SIRT3 is a major mitochondrial deacetylase that regulates mitochondrial metabolism. Mitochondrial proteins are hyperacetylated in SIRT3 knockout mice, but not in SIRT4 or SIRT5 knockout mice [15]. It has been demonstrated that cyclophilin D (CyPD), which is localized to the mitochondrial matrix, modulates the mitochondrial permeability transition (mPT) pore opening [16, 17]. SIRT3-induced inactivation of CyPD by deacetylation is necessary for mitochondrial function in cancer cells [18]. Based on these data, we hypothesized that SIRT 1/3 may play an important role in the protection against hemorrhagic shock injury by modulating mitochondrial function. To test our hypothesis, we determined whether the expression and activity of SIRT1 and SIRT3 were altered during severe shock, and investigated the role of SIRT1 and SIRT3 in the regulation of mitochondrial permeability transition and mitochondrial ATP production. Finally, we evaluated the protective effects of SIRT1 and SIRT3 against vascular hyporeactivity and refractory hypotension during severe hemorrhagic shock.

Results

Mitochondrial injury and mPT pore opening in ASMCs are associated with down-regulation of both SIRT1 and SIRT3 during severe hemorrhagic shock

To determine the changes in mitochondrial phenotype and function during severe hemorrhagic shock, we examined mitochondrial ultrastructural morphology and ATP production in ASMCs isolated from rats with severe hemorrhagic shock. We found partly fragmentation, disorganization/disorientation, clumping, and/or loss of mitochondrial cristae at 2 h following hemorrhage. After resuscitation, we could not observe normal cristae in the longitudinal/linear pattern and found swollen mitochondria, instead (Figure 1A). Flameng score analysis showed significant mitochondrial injury in the ASMCs at 10 min and 2 h after resuscitation (Figure 1A). After resuscitation, ATP levels were decreased in ASMCs in a time-dependent manner (Figure 1B). Furthermore, calcein-AM quenching assay showed calcein fluorescence inflow following mPT pore opening in a time-dependent fashion, especially at 10 min and 2 h after resuscitation (Figure 1C).

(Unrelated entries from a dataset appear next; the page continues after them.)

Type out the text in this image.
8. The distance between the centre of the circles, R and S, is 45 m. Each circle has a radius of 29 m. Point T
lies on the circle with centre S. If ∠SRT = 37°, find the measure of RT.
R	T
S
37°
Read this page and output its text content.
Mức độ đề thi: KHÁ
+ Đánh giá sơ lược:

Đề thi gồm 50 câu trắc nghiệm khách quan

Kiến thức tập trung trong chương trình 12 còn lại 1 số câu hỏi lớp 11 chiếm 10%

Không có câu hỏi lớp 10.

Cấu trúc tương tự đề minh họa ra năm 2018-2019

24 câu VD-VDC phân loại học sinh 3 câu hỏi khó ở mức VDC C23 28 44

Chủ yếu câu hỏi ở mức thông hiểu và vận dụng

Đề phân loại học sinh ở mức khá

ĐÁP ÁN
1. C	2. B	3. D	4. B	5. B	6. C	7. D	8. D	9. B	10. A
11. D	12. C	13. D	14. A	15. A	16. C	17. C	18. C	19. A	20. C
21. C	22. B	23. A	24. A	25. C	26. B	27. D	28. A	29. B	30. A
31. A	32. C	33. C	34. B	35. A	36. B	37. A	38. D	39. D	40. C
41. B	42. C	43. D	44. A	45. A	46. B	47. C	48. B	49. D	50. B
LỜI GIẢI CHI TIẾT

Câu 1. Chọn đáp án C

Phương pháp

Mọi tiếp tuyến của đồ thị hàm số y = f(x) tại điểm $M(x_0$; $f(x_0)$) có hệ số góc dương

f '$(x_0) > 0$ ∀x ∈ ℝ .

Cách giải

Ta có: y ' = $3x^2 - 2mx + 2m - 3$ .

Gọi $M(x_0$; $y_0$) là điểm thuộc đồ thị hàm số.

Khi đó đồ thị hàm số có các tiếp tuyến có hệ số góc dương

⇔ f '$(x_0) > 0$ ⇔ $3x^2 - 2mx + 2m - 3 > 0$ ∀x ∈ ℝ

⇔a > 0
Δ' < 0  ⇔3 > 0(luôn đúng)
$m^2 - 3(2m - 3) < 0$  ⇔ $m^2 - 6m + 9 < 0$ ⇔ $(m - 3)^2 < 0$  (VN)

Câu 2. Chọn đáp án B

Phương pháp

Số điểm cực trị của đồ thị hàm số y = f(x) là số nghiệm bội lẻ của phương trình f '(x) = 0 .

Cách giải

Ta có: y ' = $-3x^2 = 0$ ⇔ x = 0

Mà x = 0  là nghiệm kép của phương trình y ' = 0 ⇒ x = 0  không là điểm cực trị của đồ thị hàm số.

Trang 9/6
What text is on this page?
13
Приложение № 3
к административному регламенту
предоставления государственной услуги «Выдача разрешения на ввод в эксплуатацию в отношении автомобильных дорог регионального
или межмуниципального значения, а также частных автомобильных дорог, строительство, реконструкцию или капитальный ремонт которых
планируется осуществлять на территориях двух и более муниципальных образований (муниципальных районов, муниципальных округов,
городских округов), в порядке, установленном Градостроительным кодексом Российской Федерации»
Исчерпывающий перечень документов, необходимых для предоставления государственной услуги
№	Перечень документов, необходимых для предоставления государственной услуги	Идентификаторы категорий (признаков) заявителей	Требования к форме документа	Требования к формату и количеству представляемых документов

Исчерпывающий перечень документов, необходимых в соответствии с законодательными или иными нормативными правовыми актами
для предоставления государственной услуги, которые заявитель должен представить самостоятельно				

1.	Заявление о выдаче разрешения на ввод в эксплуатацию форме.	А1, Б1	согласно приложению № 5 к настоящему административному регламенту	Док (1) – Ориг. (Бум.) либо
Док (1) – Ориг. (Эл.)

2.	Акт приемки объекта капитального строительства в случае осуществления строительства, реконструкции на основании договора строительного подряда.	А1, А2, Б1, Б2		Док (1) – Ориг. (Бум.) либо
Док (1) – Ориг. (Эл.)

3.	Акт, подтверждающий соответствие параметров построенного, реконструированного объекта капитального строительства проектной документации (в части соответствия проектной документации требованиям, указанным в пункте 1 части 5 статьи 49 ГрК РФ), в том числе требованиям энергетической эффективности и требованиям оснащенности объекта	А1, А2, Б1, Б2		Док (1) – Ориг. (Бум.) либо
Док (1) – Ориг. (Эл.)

We determined protein levels and deacetylase activity of SIRT1 and SIRT3 in ASMCs during severe shock. Western blot analysis showed that SIRT1 and SIRT3 protein levels were reduced during severe hemorrhagic shock (Figure 1D). In parallel with decreased SIRT1 and SIRT3 levels, the deacetylase activities of SIRT1 and SIRT3 were decreased (Figure 1E). Furthermore, immunofluorescence analysis showed that endogenous SIRT1 was located mostly in the nucleus, but nuclear localization of SIRT1 was decreased after 2 h of resuscitation (Figure 1F). Similarly, SIRT3 levels in the mitochondria were reduced in ASMCs isolated from shock animals (Figure 1F). Further, we found that acetylation of CyPD was increased in ASMCs of shock animals (Figure 1G).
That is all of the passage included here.